We placed a summit register can in a hole in the snow. Attached to a picket, we left one of our expedition flags: a white pennant with three penguins roped together, proceeding up a mountainside in a jaunty style. To the north rose Gardner, big, snowy and symmetrical. To the south, Mt. Shinn faded into insignificance against the Vinson Massif, and the unclimbed Mt. Epperly formed a steep, unfriendly shield of crenelated rock. it was hard to tell which summit was which: each high point along the spine of the ridge partly shielded the others. But I recognized mountains in the northern heritage Range that i hadn’t seen for three years–which we called “Tent,” “Windy Peak” and “Pimple Nunatak”– small points of orientation like a chain of islands across a sea of white.

The wind picked up, bringing a ferocious cold. It was time to descend. We down climbed the top two pitches and began a long series of rappels, fighting the ropes, which snarled and tangled each time we threw them. During a short rest, we made our 9 p.m. radio contact with Camp II. We were relieved to hear Sam Silverstein’s gravelly voice through the static: he’d been just as attentive to keeping its batteries warm as we had with ours. Not for the first time on the expedition, we gave thanks for Antarctica’s strong midnight sun. We were still a long way out from shelter.

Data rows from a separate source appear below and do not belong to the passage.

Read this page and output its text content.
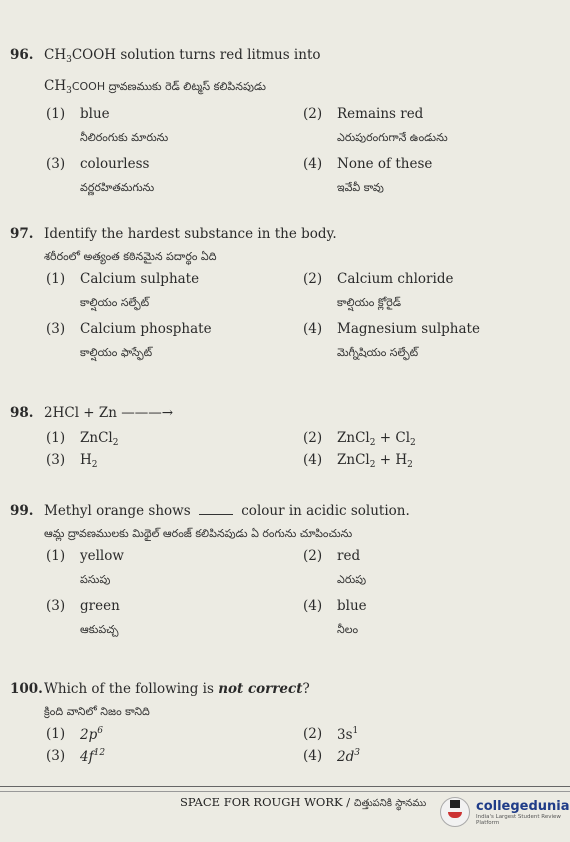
96. $CH_3COOH$ solution turns red litmus into
$CH_3COOH$ ద్రావణముకు రెడ్ లిట్మస్ కలిపినపుడు
(1)	blue	(2)	Remains red
నీలిరంగుకు మారును	ఎరుపురంగుగానే ఉండును
(3)	colourless	(4)	None of these
వర్ణరహితమగును	ఇవేవీ కావు
97. Identify the hardest substance in the body.
శరీరంలో అత్యంత కఠినమైన పదార్థం ఏది
(1)	Calcium sulphate	(2)	Calcium chloride
కాల్షియం సల్ఫేట్	కాల్షియం క్లోరైడ్
(3)	Calcium phosphate	(4)	Magnesium sulphate
కాల్షియం ఫాస్ఫేట్	మెగ్నీషియం సల్ఫేట్
98. 2HCl + Zn ———→
(1)	ZnCl$_2$	(2)	ZnCl$_2$ + $Cl_2$
(3)	$H_2$	(4)	ZnCl$_2$ + $H_2$
99. Methyl orange shows	colour in acidic solution.
ఆమ్ల ద్రావణములకు మిథైల్ ఆరంజ్ కలిపినపుడు ఏ రంగును చూపించును
(1)	yellow	(2)	red
పసుపు	ఎరుపు
(3)	green	(4)	blue
ఆకుపచ్చ	నీలం
100. Which of the following is not correct?
క్రింది వానిలో నిజం కానిది
(1)	$2p^6$	(2)	$3s^1$
(3)	$4f^{12}$	(4)	$2d^3$
SPACE FOR ROUGH WORK / చిత్తుపనికి స్థానము	collegedunia
India's Largest Student Review Platform
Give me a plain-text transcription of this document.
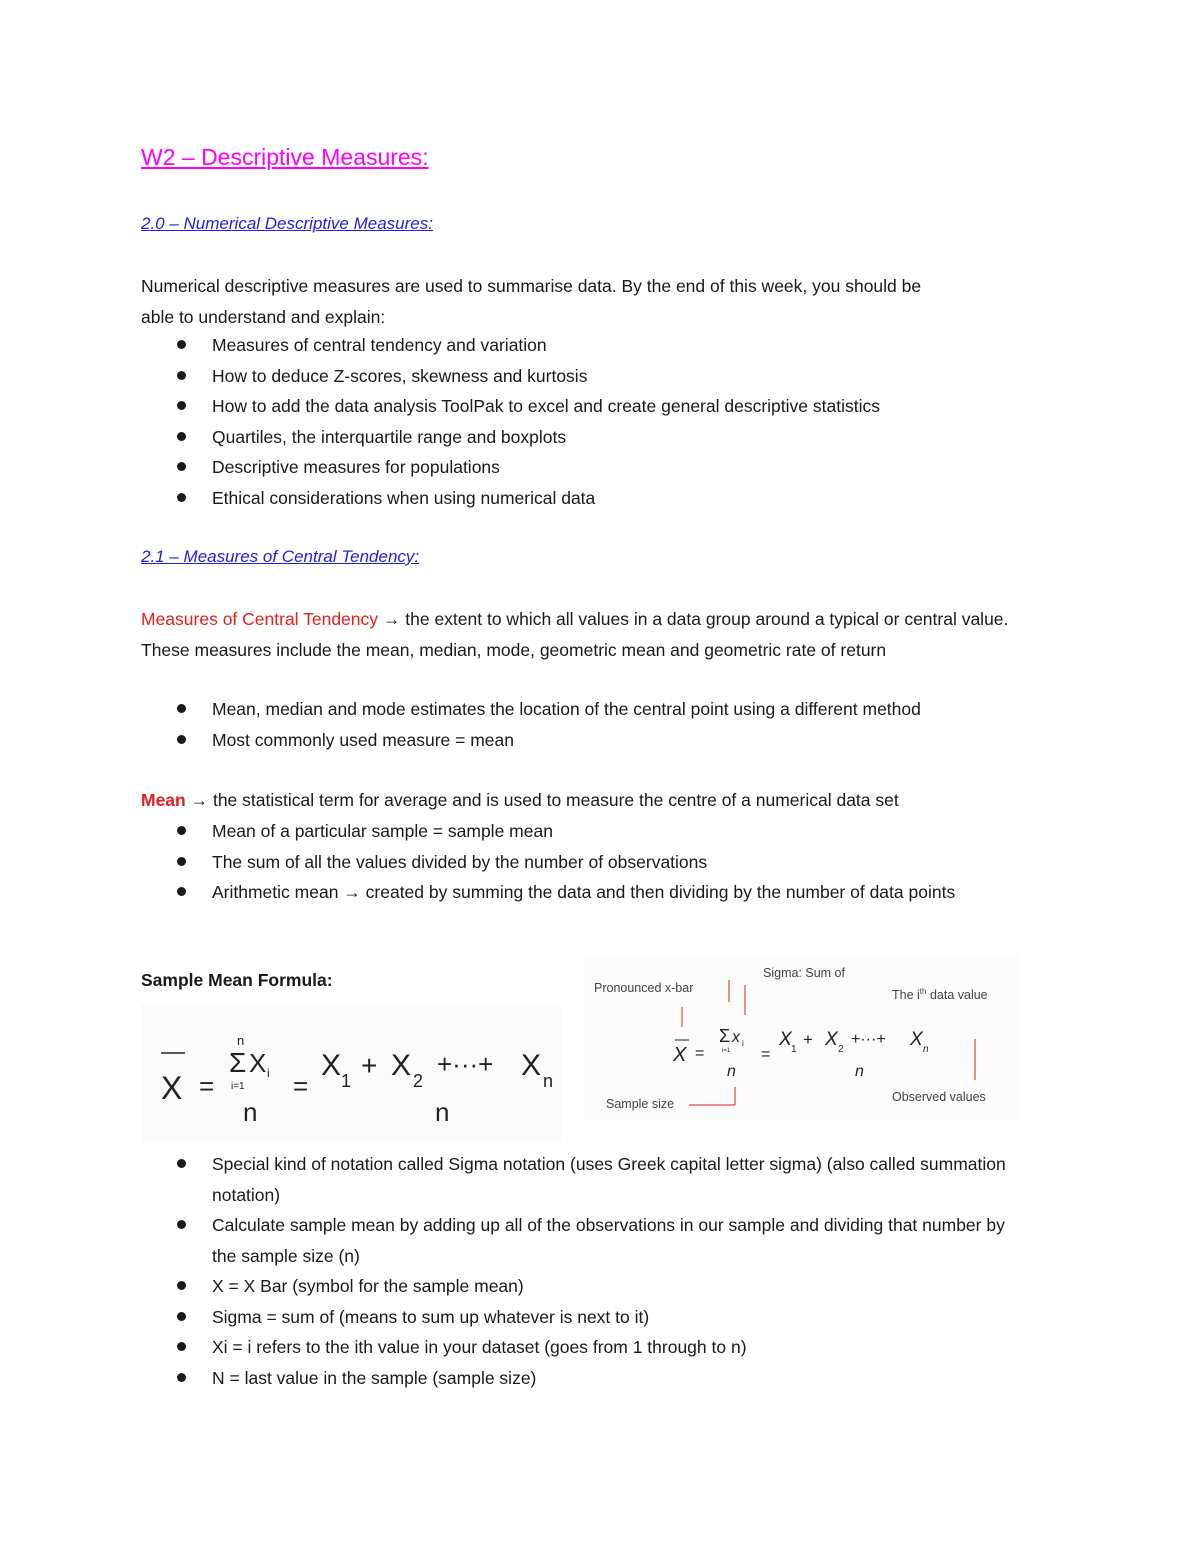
W2 – Descriptive Measures:
2.0 – Numerical Descriptive Measures:

Numerical descriptive measures are used to summarise data. By the end of this week, you should be
able to understand and explain:

Measures of central tendency and variation
How to deduce Z-scores, skewness and kurtosis
How to add the data analysis ToolPak to excel and create general descriptive statistics
Quartiles, the interquartile range and boxplots
Descriptive measures for populations
Ethical considerations when using numerical data
2.1 – Measures of Central Tendency:

Measures of Central Tendency → the extent to which all values in a data group around a typical or central value. These measures include the mean, median, mode, geometric mean and geometric rate of return

Mean, median and mode estimates the location of the central point using a different method
Most commonly used measure = mean

Mean → the statistical term for average and is used to measure the centre of a numerical data set

Mean of a particular sample = sample mean
The sum of all the values divided by the number of observations
Arithmetic mean → created by summing the data and then dividing by the number of data points

Sample Mean Formula:

X =
n
Σ X i
i=1
n
=
X 1 + X 2
+···+ X n
n
Pronounced x-bar
Sigma: Sum of
The $i^{th}$ data value
Sample size	Observed values
X =
Σ x i
i=1
n
=
X 1
+ X 2
+···+ X n
n
Special kind of notation called Sigma notation (uses Greek capital letter sigma) (also called summation notation)
Calculate sample mean by adding up all of the observations in our sample and dividing that number by the sample size (n)
X = X Bar (symbol for the sample mean)
Sigma = sum of (means to sum up whatever is next to it)
Xi = i refers to the ith value in your dataset (goes from 1 through to n)
N = last value in the sample (sample size)
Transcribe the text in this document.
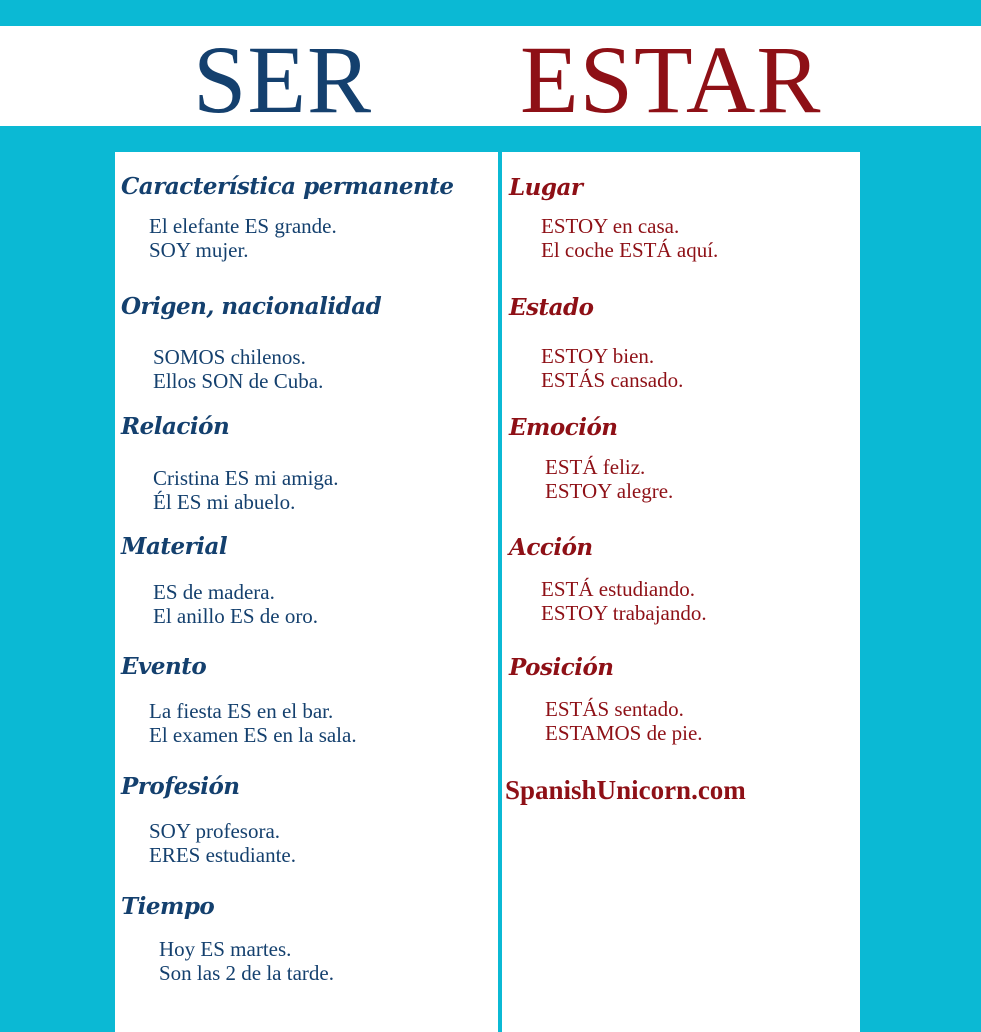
SER ESTAR
Característica permanente
El elefante ES grande.
SOY mujer.
Origen, nacionalidad
SOMOS chilenos.
Ellos SON de Cuba.
Relación
Cristina ES mi amiga.
Él ES mi abuelo.
Material
ES de madera.
El anillo ES de oro.
Evento
La fiesta ES en el bar.
El examen ES en la sala.
Profesión
SOY profesora.
ERES estudiante.
Tiempo
Hoy ES martes.
Son las 2 de la tarde.
Lugar
ESTOY en casa.
El coche ESTÁ aquí.
Estado
ESTOY bien.
ESTÁS cansado.
Emoción
ESTÁ feliz.
ESTOY alegre.
Acción
ESTÁ estudiando.
ESTOY trabajando.
Posición
ESTÁS sentado.
ESTAMOS de pie.
SpanishUnicorn.com
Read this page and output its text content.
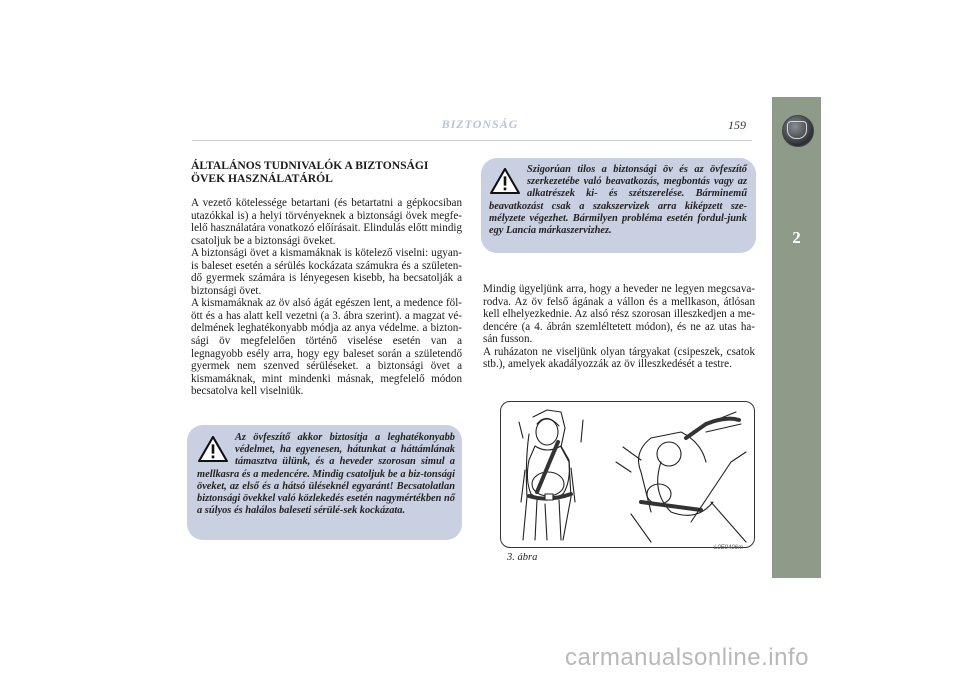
BIZTONSÁG	159
2
ÁLTALÁNOS TUDNIVALÓK A BIZTONSÁGI
ÖVEK HASZNÁLATÁRÓL

A vezető kötelessége betartani (és betartatni a gépkocsiban utazókkal is) a helyi törvényeknek a biztonsági övek megfe-lelő használatára vonatkozó előírásait. Elindulás előtt mindig csatoljuk be a biztonsági öveket.

A biztonsági övet a kismamáknak is kötelező viselni: ugyan-is baleset esetén a sérülés kockázata számukra és a születen-dő gyermek számára is lényegesen kisebb, ha becsatolják a biztonsági övet.

A kismamáknak az öv alsó ágát egészen lent, a medence föl-ött és a has alatt kell vezetni (a 3. ábra szerint). a magzat vé-delmének leghatékonyabb módja az anya védelme. a bizton-sági öv megfelelően történő viselése esetén van a legnagyobb esély arra, hogy egy baleset során a születendő gyermek nem szenved sérüléseket. a biztonsági övet a kismamáknak, mint mindenki másnak, megfelelő módon becsatolva kell viselniük.

Az övfeszítő akkor biztosítja a leghatékonyabb védelmet, ha egyenesen, hátunkat a háttámlának támasztva ülünk, és a heveder szorosan simul a mellkasra és a medencére. Mindig csatoljuk be a biz-tonsági öveket, az első és a hátsó üléseknél egyaránt! Becsatolatlan biztonsági övekkel való közlekedés esetén nagymértékben nő a súlyos és halálos baleseti sérülé-sek kockázata.
Szigorúan tilos a biztonsági öv és az övfeszítő szerkezetébe való beavatkozás, megbontás vagy az alkatrészek ki- és szétszerelése. Bárminemű beavatkozást csak a szakszervizek arra kiképzett sze-mélyzete végezhet. Bármilyen probléma esetén fordul-junk egy Lancia márkaszervizhez.

Mindig ügyeljünk arra, hogy a heveder ne legyen megcsava-rodva. Az öv felső ágának a vállon és a mellkason, átlósan kell elhelyezkednie. Az alsó rész szorosan illeszkedjen a me-dencére (a 4. ábrán szemléltetett módon), és ne az utas ha-sán fusson.

A ruházaton ne viseljünk olyan tárgyakat (csipeszek, csatok stb.), amelyek akadályozzák az öv illeszkedését a testre.

L0E0406m
3. ábra
carmanualsonline.info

At midnight, we stopped to finish the last few sips of Jello and split a chocolate bar, just enough food to keep us going in the cold. Then we cramponed down the final couloir and dragged ourselves back up the glacier to our little tent, arriving at 1:30 a.m., sore of foot and leg, and very, very thirsty. The altimeter read 14,580 feet, just as it had before. We took off our crampons, climbed into the tent and started the stove. Snug in our sleeping bags, we drank as fast as we could thaw pieces of ice. We made orange juice and ate prunes, nearly all the food we had left. “We did it,” I wrote in my journal, “by an incredible series of fortuitous guesses, strenuous efforts and– most of all–dumb luck.”

Barry and I dozed fitfully until about 11:30 a.m. when we started melting water again. Into this liquid, we dissolved some pudding powder and consumed it with our last tin of bacon. I radioed Sam and told him we’d greatly appreciate it if he and Dick could have food and drink ready at Camp II. We packed up everything, leaving behind only an anchor piton in the rock at our campsite: a speck of gun-black metal in grey quartzite, lost amid the vast, white ice. We thought this chrome-moly prize would be a fitting souvenir for anyone who might pass by this seldom-visited place. They would have to know that no one could have left it but us.

December 2006, Mt. Vinson Base Camp. Left to right: Eiichi Fukushima, John Evans, Sam Silverstein and Brian Marts.